Search code examples
pythonpython-3.xnosql

Efficient way to set up a persistent read-only dictionary with many keys but simple values


I have roughly 100k (fairly short) unicode strings and for each of them a corresponding integer.

I need to store them in a dicionary-like persistent object that will be then accessed only for reading.

I'm looking for a solution that doesn't fill the ram loading the whole structure and not too much greedy of space on disk.

I already tried dbm and shelve, but I got a resulting file of 30Mb+.

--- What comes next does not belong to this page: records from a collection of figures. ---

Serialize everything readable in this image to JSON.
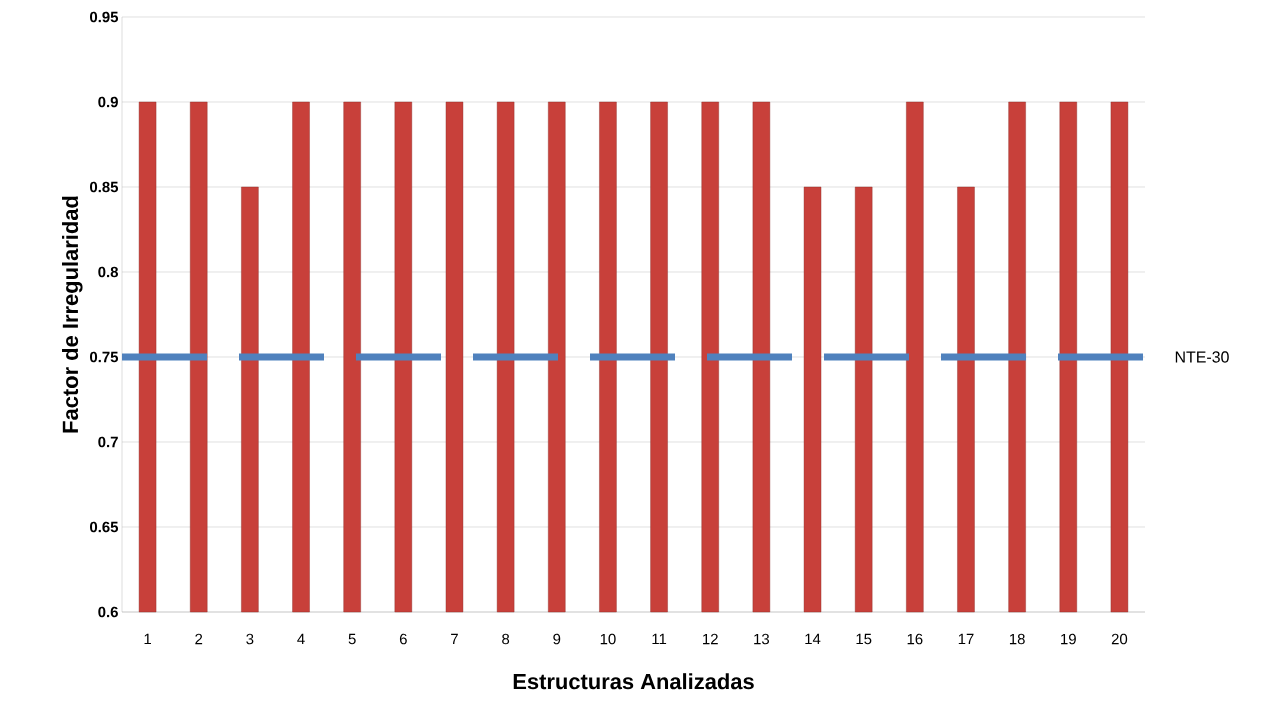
{
  "chart_data": {
    "type": "bar",
    "xlabel": "Estructuras Analizadas",
    "ylabel": "Factor de Irregularidad",
    "categories": [
      "1",
      "2",
      "3",
      "4",
      "5",
      "6",
      "7",
      "8",
      "9",
      "10",
      "11",
      "12",
      "13",
      "14",
      "15",
      "16",
      "17",
      "18",
      "19",
      "20"
    ],
    "values": [
      0.9,
      0.9,
      0.85,
      0.9,
      0.9,
      0.9,
      0.9,
      0.9,
      0.9,
      0.9,
      0.9,
      0.9,
      0.9,
      0.85,
      0.85,
      0.9,
      0.85,
      0.9,
      0.9,
      0.9
    ],
    "color": "#c8403a",
    "ylim": [
      0.6,
      0.95
    ],
    "yticks": [
      0.6,
      0.65,
      0.7,
      0.75,
      0.8,
      0.85,
      0.9,
      0.95
    ],
    "grid": "y",
    "ref_lines": [
      {
        "axis": "y",
        "value": 0.75,
        "label": "NTE-30",
        "color": "#4f81bd",
        "line_style": "dashed"
      }
    ]
  }
}
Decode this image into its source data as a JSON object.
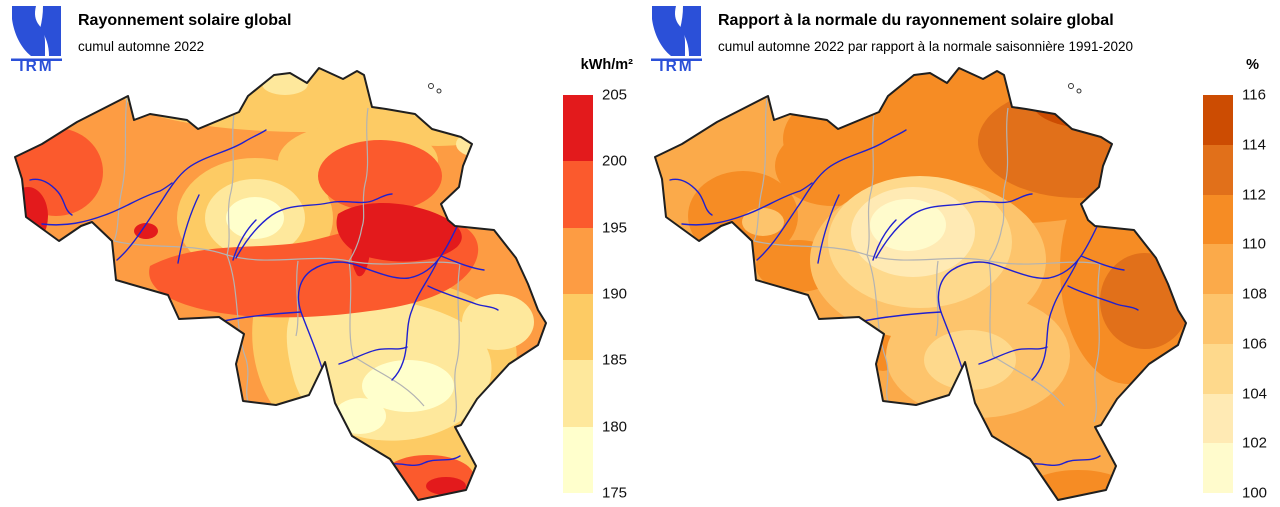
{
  "left_panel": {
    "title": "Rayonnement solaire global",
    "subtitle": "cumul automne 2022",
    "legend_unit": "kWh/m²",
    "legend_labels": [
      "205",
      "200",
      "195",
      "190",
      "185",
      "180",
      "175"
    ],
    "legend_colors": [
      "#e31a1c",
      "#fb5a2d",
      "#fd9c43",
      "#fdcb64",
      "#fee89c",
      "#ffffcc"
    ]
  },
  "right_panel": {
    "title": "Rapport à la normale du rayonnement solaire global",
    "subtitle": "cumul automne 2022 par rapport à la normale saisonnière 1991-2020",
    "legend_unit": "%",
    "legend_labels": [
      "116",
      "114",
      "112",
      "110",
      "108",
      "106",
      "104",
      "102",
      "100"
    ],
    "legend_colors": [
      "#cc4c02",
      "#e1701a",
      "#f68c24",
      "#fbaa4a",
      "#fdc46c",
      "#fed98c",
      "#ffeab4",
      "#fffbcc"
    ]
  },
  "logo": {
    "text": "IRM",
    "color": "#2b50d8"
  },
  "map_colors": {
    "outline": "#1f1f1f",
    "rivers": "#2020d0",
    "provinces": "#b3b3b3",
    "sea_background": "#ffffff"
  }
}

I'm sure there are tools which fits better on this specific case, so any pointers (for both python2 or python3) are welcome.


Solution

  • Index
    You may want to build an index.

    The database is a file with each string in a line(or other dividing character)and the number at the end of the line. The strings are sorted. You can do binary search. You can use merge sort to build the structure. Merge two index files into one.

    The cost:

    O(n*log(n)) writes of each mapping during the creation
    O(log(n)) lookups during search (lots of searches take long on a spinning disk)
    O(max_string_length) memory usage

    We built such a thing in Java for a Search Engine Seminar. It can grow to gigabytes and still answer fast. In this context it is called an inverted index.

    directory structure
    You can create a directory for the string and in this directory a string with the number as its name. If you are lucky, it will not take 4kb for each entry. I do not know.